Southampton avanza a la final del playoff de Championship
Southampton ya está en la final del playoff de Championship. Lo consiguió en la prórroga, en una noche tensa y eléctrica en St Mary’s, con un 2-1 ante Middlesbrough que debería oler a gloria. Debería. Porque el viaje a Wembley llega manchado por un “spygate” que amenaza con dinamitarlo todo.
El gol que decide una semifinal vibrante
El desenlace fue tan extraño como el contexto que rodea al club. Shea Charles puso un centro desde la banda y el balón, más teledirigido que inocente, se coló directamente en la portería para decidir una semifinal que se había ido a la prórroga y que se jugó al límite.
Middlesbrough se quedó a las puertas del partido del 23 de mayo en Wembley, el duelo que define el tercer y último ascenso a la Premier League desde la Championship. Lo hizo compitiendo de tú a tú, estirando la eliminatoria hasta donde le dieron las fuerzas… y las circunstancias.
Kim Hellberg, técnico de Boro, vio cómo su temporada se apagaba en la costa sur, pero se negó a encender aún más el fuego del escándalo que rodea a su rival. Preguntado por Sky Sports sobre si Southampton debería ser expulsado del playoff si se demuestra la infracción, se cerró en banda: no quiso entrar en ese terreno, no quiso poner más gasolina.

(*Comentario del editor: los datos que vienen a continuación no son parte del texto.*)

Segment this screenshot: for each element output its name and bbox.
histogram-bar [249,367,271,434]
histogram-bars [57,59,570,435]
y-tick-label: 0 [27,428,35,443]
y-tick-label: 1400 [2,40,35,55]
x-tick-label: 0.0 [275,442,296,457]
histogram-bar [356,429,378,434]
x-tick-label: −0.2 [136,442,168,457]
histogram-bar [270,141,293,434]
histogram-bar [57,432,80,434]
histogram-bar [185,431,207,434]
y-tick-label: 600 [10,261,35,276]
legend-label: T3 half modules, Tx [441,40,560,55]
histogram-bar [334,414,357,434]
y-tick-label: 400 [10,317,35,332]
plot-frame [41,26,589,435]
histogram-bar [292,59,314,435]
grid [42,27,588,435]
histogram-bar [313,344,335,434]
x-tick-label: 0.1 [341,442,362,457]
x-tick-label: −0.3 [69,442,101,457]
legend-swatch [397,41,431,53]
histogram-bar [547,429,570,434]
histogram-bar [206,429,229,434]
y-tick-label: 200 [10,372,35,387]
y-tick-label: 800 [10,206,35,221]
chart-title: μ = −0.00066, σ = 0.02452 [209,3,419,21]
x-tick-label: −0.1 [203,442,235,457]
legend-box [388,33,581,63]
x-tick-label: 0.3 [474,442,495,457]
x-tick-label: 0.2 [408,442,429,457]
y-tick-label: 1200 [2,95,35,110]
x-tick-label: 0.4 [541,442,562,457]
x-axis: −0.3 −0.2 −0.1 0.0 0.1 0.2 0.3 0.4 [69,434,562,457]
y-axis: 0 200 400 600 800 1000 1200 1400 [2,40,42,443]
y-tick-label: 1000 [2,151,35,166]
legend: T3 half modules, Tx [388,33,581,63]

“Veremos qué pasa”, vino a decir, remarcando que es demasiado pronto para pronunciarse. Un mensaje medido, casi frío, en medio de una noche caliente.
Un pase a la final bajo sospecha
El problema es claro: Southampton ha sido acusado de vulnerar el reglamento de la EFL por un supuesto espionaje en el campo de entrenamiento de Middlesbrough antes del partido de ida. Boro denunció una filmación no autorizada por parte de alguien vinculado al club del sur.

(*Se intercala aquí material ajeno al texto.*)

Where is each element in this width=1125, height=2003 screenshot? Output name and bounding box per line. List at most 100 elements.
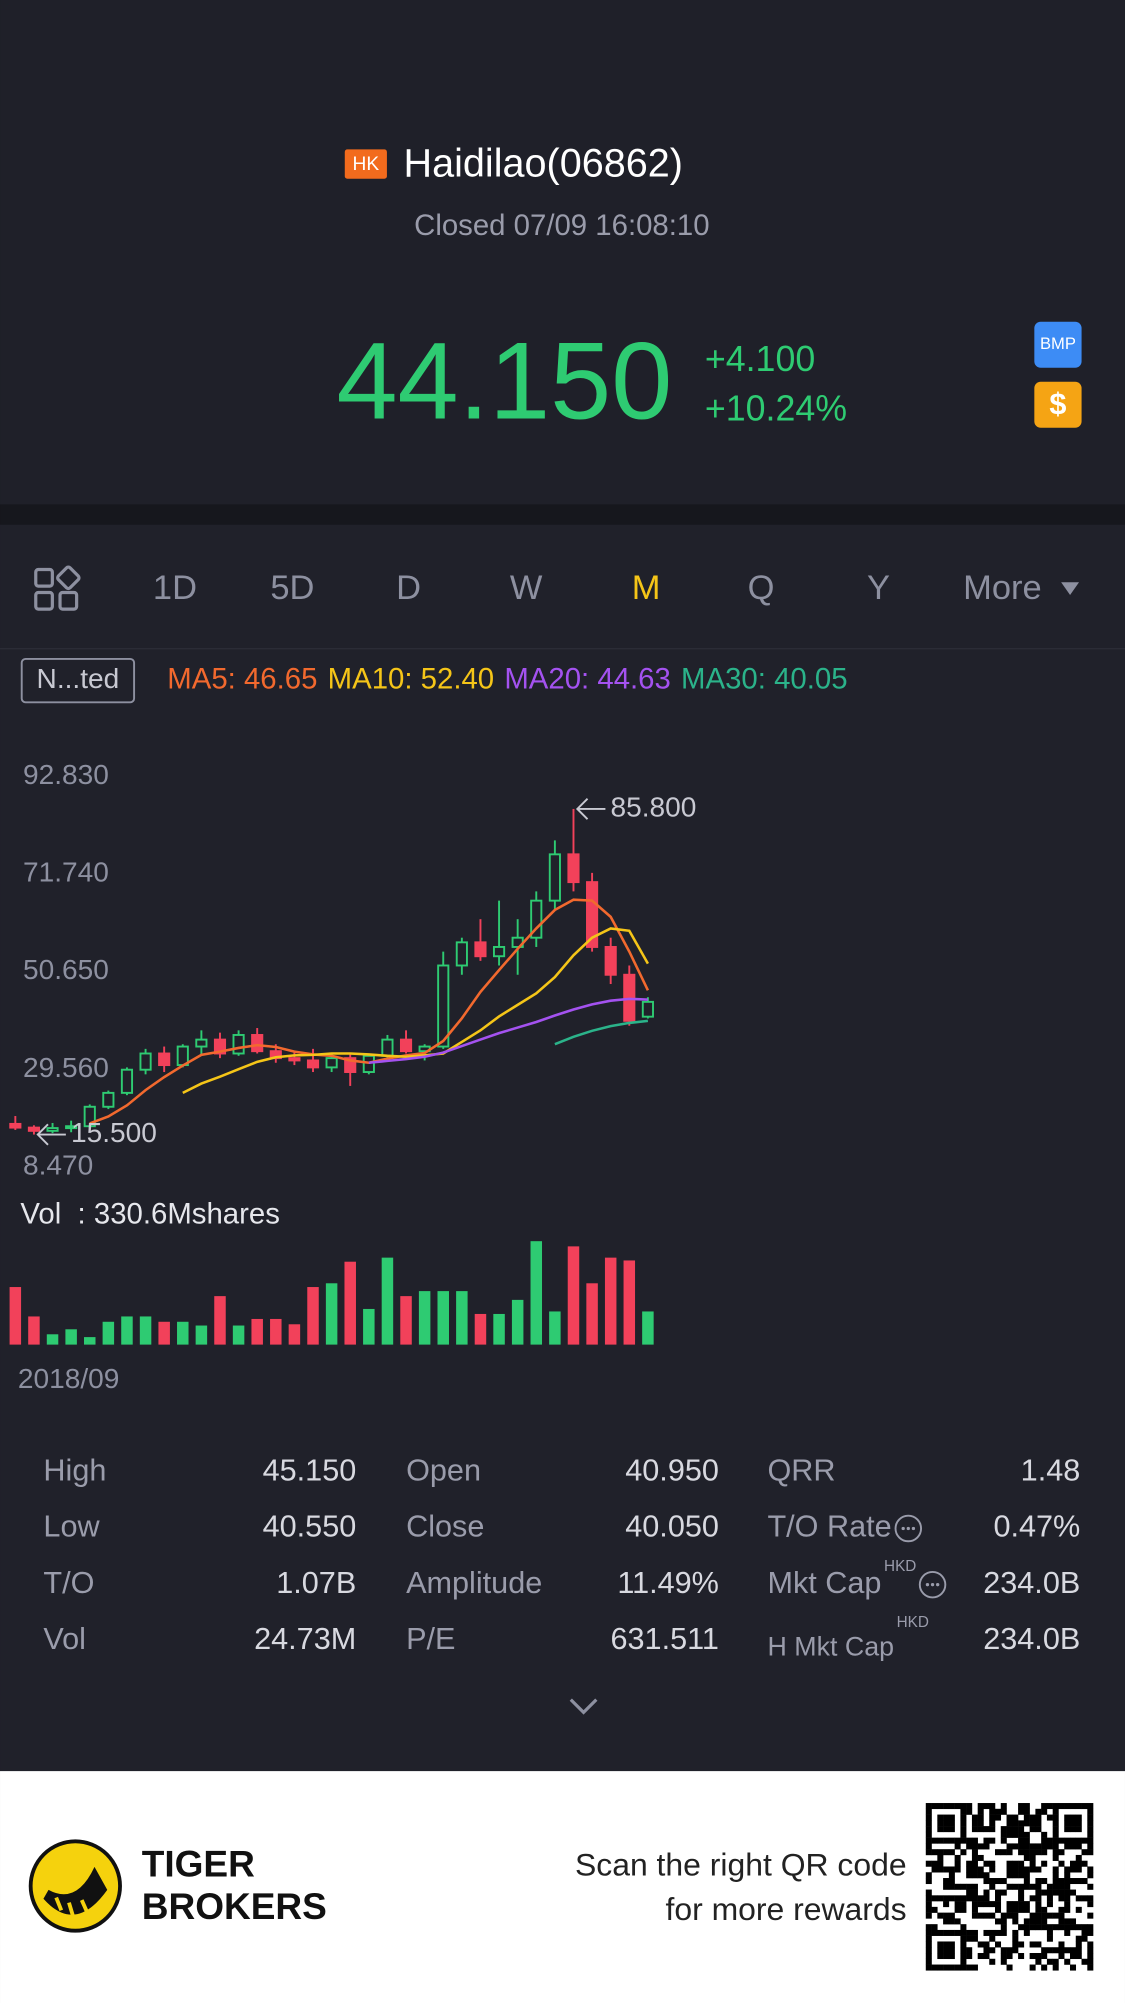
volume-bar xyxy=(400,1296,412,1345)
info-icon[interactable] xyxy=(894,1514,923,1543)
info-icon[interactable] xyxy=(918,1570,947,1599)
qr-module xyxy=(1000,1947,1007,1954)
qr-module xyxy=(1035,1849,1042,1856)
qr-module xyxy=(943,1814,950,1821)
qr-module xyxy=(1023,1820,1030,1827)
qr-module xyxy=(1052,1958,1059,1965)
tab[interactable]: M xyxy=(632,569,661,607)
stat-label: H Mkt Cap xyxy=(767,1632,894,1662)
qr-module xyxy=(1041,1843,1048,1850)
qr-module xyxy=(989,1883,996,1890)
qr-module xyxy=(995,1849,1002,1856)
qr-module xyxy=(989,1808,996,1815)
qr-module xyxy=(1012,1929,1019,1936)
change: +4.100 xyxy=(705,339,815,379)
qr-module xyxy=(971,1872,978,1879)
qr-module xyxy=(1012,1901,1019,1908)
qr-module xyxy=(960,1929,967,1936)
qr-module xyxy=(1000,1837,1007,1844)
qr-module xyxy=(1064,1947,1071,1954)
qr-module xyxy=(954,1883,961,1890)
qr-module xyxy=(931,1964,938,1971)
qr-module xyxy=(977,1854,984,1861)
qr-module xyxy=(1081,1924,1088,1931)
indicator-box[interactable] xyxy=(20,657,136,704)
qr-module xyxy=(995,1814,1002,1821)
qr-module xyxy=(1035,1889,1042,1896)
qr-module xyxy=(948,1953,955,1960)
qr-module xyxy=(1064,1820,1071,1827)
qr-module xyxy=(977,1953,984,1960)
ma-line xyxy=(182,927,650,1095)
qr-module xyxy=(1000,1953,1007,1960)
qr-module xyxy=(1075,1878,1082,1885)
dollar-icon[interactable] xyxy=(1034,381,1082,428)
qr-module xyxy=(943,1895,950,1902)
candle-body xyxy=(325,1057,338,1069)
qr-module xyxy=(1058,1912,1065,1919)
tab[interactable]: Y xyxy=(867,569,890,607)
qr-module xyxy=(937,1912,944,1919)
qr-module xyxy=(1006,1947,1013,1954)
volume-bar xyxy=(177,1321,189,1345)
qr-module xyxy=(966,1883,973,1890)
candle-body xyxy=(65,1125,78,1130)
layout-icon[interactable] xyxy=(34,565,81,611)
qr-module xyxy=(1018,1906,1025,1913)
footer xyxy=(0,1771,1125,2003)
qr-module xyxy=(1058,1953,1065,1960)
qr-module xyxy=(1046,1929,1053,1936)
qr-module xyxy=(925,1849,932,1856)
bmp-icon[interactable] xyxy=(1034,321,1082,368)
qr-module xyxy=(1029,1826,1036,1833)
qr-module xyxy=(1087,1803,1094,1810)
qr-module xyxy=(1081,1860,1088,1867)
candle-body xyxy=(455,941,468,967)
qr-module xyxy=(1087,1820,1094,1827)
tab[interactable]: W xyxy=(510,569,543,607)
qr-module xyxy=(925,1901,932,1908)
qr-module xyxy=(943,1929,950,1936)
qr-module xyxy=(995,1878,1002,1885)
qr-module xyxy=(966,1889,973,1896)
qr-module xyxy=(948,1912,955,1919)
volume-bar xyxy=(195,1325,208,1345)
tab[interactable]: D xyxy=(396,569,421,607)
info-dot xyxy=(936,1583,940,1587)
qr-module xyxy=(948,1964,955,1971)
qr-module xyxy=(1052,1837,1059,1844)
candle-body xyxy=(83,1105,96,1128)
qr-module xyxy=(983,1860,990,1867)
qr-module xyxy=(937,1947,944,1954)
qr-module xyxy=(937,1803,944,1810)
tab[interactable]: More xyxy=(963,569,1042,607)
qr-module xyxy=(1058,1837,1065,1844)
qr-module xyxy=(989,1837,996,1844)
qr-module xyxy=(966,1866,973,1873)
qr-module xyxy=(971,1935,978,1942)
tab[interactable]: Q xyxy=(748,569,775,607)
qr-module xyxy=(1006,1814,1013,1821)
qr-module xyxy=(1023,1929,1030,1936)
qr-module xyxy=(948,1878,955,1885)
qr-module xyxy=(1041,1912,1048,1919)
qr-module xyxy=(1023,1803,1030,1810)
qr-module xyxy=(995,1918,1002,1925)
tab[interactable]: 1D xyxy=(153,569,197,607)
qr-module xyxy=(1006,1906,1013,1913)
qr-module xyxy=(1035,1941,1042,1948)
qr-module xyxy=(1069,1843,1077,1850)
qr-module xyxy=(925,1964,932,1971)
qr-module xyxy=(1064,1918,1071,1925)
expand-chevron[interactable] xyxy=(569,1698,598,1715)
qr-module xyxy=(1081,1929,1088,1936)
qr-module xyxy=(948,1866,955,1873)
stat-unit: HKD xyxy=(884,1558,916,1575)
tab[interactable]: 5D xyxy=(270,569,314,607)
candle-body xyxy=(381,1038,394,1057)
qr-code[interactable] xyxy=(925,1803,1094,1971)
candle-body xyxy=(548,853,561,902)
qr-module xyxy=(1064,1814,1071,1821)
qr-module xyxy=(1058,1860,1065,1867)
qr-module xyxy=(1087,1843,1094,1850)
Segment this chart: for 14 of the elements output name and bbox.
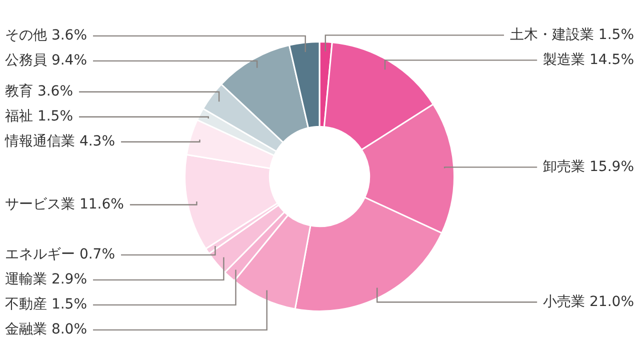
slice-label: 卸売業 15.9% xyxy=(543,158,634,175)
slice-label: 土木・建設業 1.5% xyxy=(510,26,634,43)
slice-label: 小売業 21.0% xyxy=(543,294,634,310)
slice-label: その他 3.6% xyxy=(5,28,88,44)
slice-label: 情報通信業 4.3% xyxy=(4,134,116,150)
slice-label: 福祉 1.5% xyxy=(5,108,74,125)
slice-label: エネルギー 0.7% xyxy=(5,246,116,263)
slice-label: 運輸業 2.9% xyxy=(5,272,88,288)
slice-label: サービス業 11.6% xyxy=(5,196,124,212)
slice-label: 製造業 14.5% xyxy=(543,52,634,68)
slice-label: 教育 3.6% xyxy=(5,82,74,100)
slice-label: 不動産 1.5% xyxy=(5,296,88,313)
slice-label: 金融業 8.0% xyxy=(5,322,88,338)
slice-label: 公務員 9.4% xyxy=(5,52,88,69)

El reglamento de la EFL es tajante: ningún club puede observar, ni intentar observar, una sesión de entrenamiento de su rival dentro de las 72 horas previas a un partido oficial entre ambos. La investigación ya está en marcha y el caso ha pasado a una Comisión Disciplinaria Independiente.
Mientras tanto, el fútbol no se detiene. Hull City espera en Wembley. Espera a Southampton… si es que Southampton llega.
En el noreste, algunos informes apuntan a que Middlesbrough seguiría preparándose para la final pese a la derrota, por si una resolución rápida y condenatoria abre de nuevo la puerta del ascenso. Hellberg, otra vez, bajó el volumen. “No he planeado nada para eso”, admitió. Su plan era ganar sobre el césped. No lo hizo. Y lo único que dejó claro es su decepción.
“Creo que en los dos partidos fuimos lo bastante buenos para lograrlo, pero son márgenes muy pequeños ante un equipo muy, muy bueno”, reconoció, antes de felicitar a los jugadores y a la afición de Southampton. Deportividad en la derrota, pese a todo lo que se mueve por debajo.
Silencio calculado en el banquillo de Southampton
En el otro lado, Tonda Eckert también pisó terreno minado en su comparecencia. El técnico de Southampton sabe que cualquier palabra fuera de lugar puede pesar más que un gol.
Cuando le preguntaron si teme no poder disputar la final, se refugió en el discurso oficial: es una investigación en curso, el club ya ha emitido un comunicado y él no puede decir más. Insistió en que hablará “cuando llegue el momento”, pero ese momento, dejó claro, no es ahora.
Ni siquiera mordió el anzuelo cuando le recordaron que Hellberg había acusado a su club de hacer trampas. Se limitó a reconocer que cada uno tiene derecho a expresar su opinión. Y nada más. Cierre hermético.
El ascenso, en manos de un comité
El escenario es tan llamativo como incómodo: Hull City aguarda rival para Wembley; sobre el papel, será Southampton. Pero el pase del equipo de Eckert pende de la decisión de una Comisión Disciplinaria Independiente que debe determinar si hubo o no una violación grave del reglamento de la EFL.
Mientras tanto, dos plazas de ascenso ya están selladas. Coventry City, campeón, e Ipswich Town, segundo, tienen asegurado su regreso a la Premier League la próxima temporada. La tercera plaza, la que se gana en un solo partido en el templo de Wembley, es la que ahora se mezcla con sospechas, cámaras y despachos.
Southampton ya hizo lo más difícil en lo deportivo: sobrevivir a una semifinal a cara de perro y encontrar un gol decisivo en la prórroga. La pregunta es si ese esfuerzo le bastará… o si el verdadero partido, el que definirá su futuro inmediato, se jugará lejos del césped.